İçinde isim geçen şiirleri çok dikkatle okuyamasam da hepsine bayıldım. 20 dakikada bitirilebilecek bir uzunluğa sahip olması da çok iyi oldu, tam böyle bir kitaba ihtiyacım varmış. Kendi hislerime çok uyduğunu düşündüğüm şiirleri okuduğumda çok kez sesli olarak ofladım. İşte birkaçı:
"Bu gece Ay battı, sonra yıldızlar; gece yarılandı zaman geçiyor
Bense yapayalnızım yatağımda"
"Neden ağlıyorum?
Yiten kızlığımın mı yasını sürdürüyorum?"
"Doğru Beni okşayanı seviyorum. Bence
Aşkın da payı var Güneşin parıltısında ve erdeminde"

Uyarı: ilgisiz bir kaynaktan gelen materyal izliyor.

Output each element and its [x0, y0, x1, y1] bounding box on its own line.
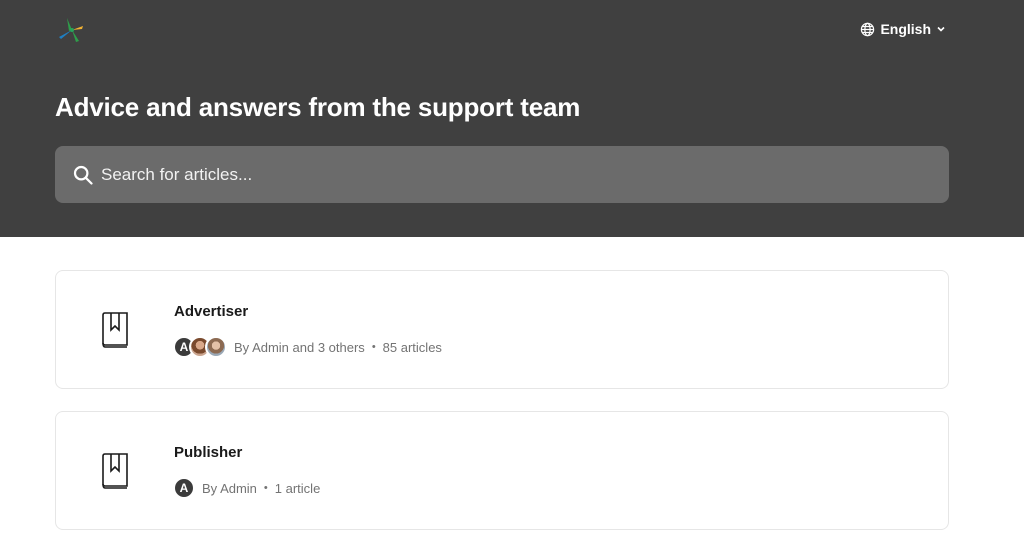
header: English Advice and answers from the supp…	[0, 0, 1024, 237]
collection-authors: By Admin	[202, 480, 257, 496]
search-input[interactable]	[101, 164, 901, 185]
collection-card-advertiser[interactable]: Advertiser A By Admin and 3 others • 85 …	[55, 270, 949, 389]
separator-dot: •	[371, 341, 376, 353]
book-bookmark-icon	[102, 453, 128, 489]
chevron-down-icon	[937, 26, 945, 32]
collection-article-count: 85 articles	[382, 339, 442, 355]
author-avatars: A	[173, 477, 195, 499]
collection-title: Publisher	[174, 444, 243, 461]
book-bookmark-icon	[102, 312, 128, 348]
collection-title: Advertiser	[174, 303, 249, 320]
avatar	[205, 336, 227, 358]
collection-card-publisher[interactable]: Publisher A By Admin • 1 article	[55, 411, 949, 530]
search-icon	[73, 165, 93, 185]
author-avatars: A	[173, 336, 227, 358]
collection-article-count: 1 article	[274, 480, 321, 496]
logo-icon[interactable]	[58, 17, 84, 43]
separator-dot: •	[263, 482, 268, 494]
collection-authors: By Admin and 3 others	[234, 339, 365, 355]
page-title: Advice and answers from the support team	[55, 92, 581, 122]
collection-meta: A By Admin • 1 article	[173, 476, 320, 500]
collection-meta: A By Admin and 3 others • 85 articles	[173, 335, 442, 359]
language-label: English	[880, 21, 931, 37]
language-selector[interactable]: English	[860, 20, 946, 38]
search-bar[interactable]	[55, 146, 949, 203]
avatar: A	[173, 477, 195, 499]
globe-icon	[861, 22, 875, 36]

Ama bil ki gelecek günlerde birtakım insanlar anacaklar bizi
“Sappho, erkek egemen edebiyatta başkaldıran kadınlar arasında ilk sıraya konabilir. Ayrıca antik dönemde kadınların diğer kadınlara olan çekiciliği hakkında yazan ilk kadın şairdir. Kadın ve queer tarihinin en önemli figürlerinden biri olan Sappho, sadece büyük bir şair olmakla kalmaz, bir müzisyen, bir sanatçı, bir söz yazarı, bir mucittir de aynı zamanda.” Eserleri günümüze eksiksiz ulaşabilseydi keşke…
i fell in love with sappho's poems. however, the translation was SHIT. i looked up some of the poems and they are so much better in english. this book failed me with its translation. someone needs to tell that men that lesbian people exist.
Gönül isterdi ki lirik şiirin en iyilerinden kabul edilen Sappho’nun şiirleri eksiksizce günümüze ulaşabilseydi. Oradan buradan günümüze kalan alıntılar bile insanda böyle etki bırakabiliyorsa orijinal halini düşünemiyorum bile…benim çok hoşuma gitti.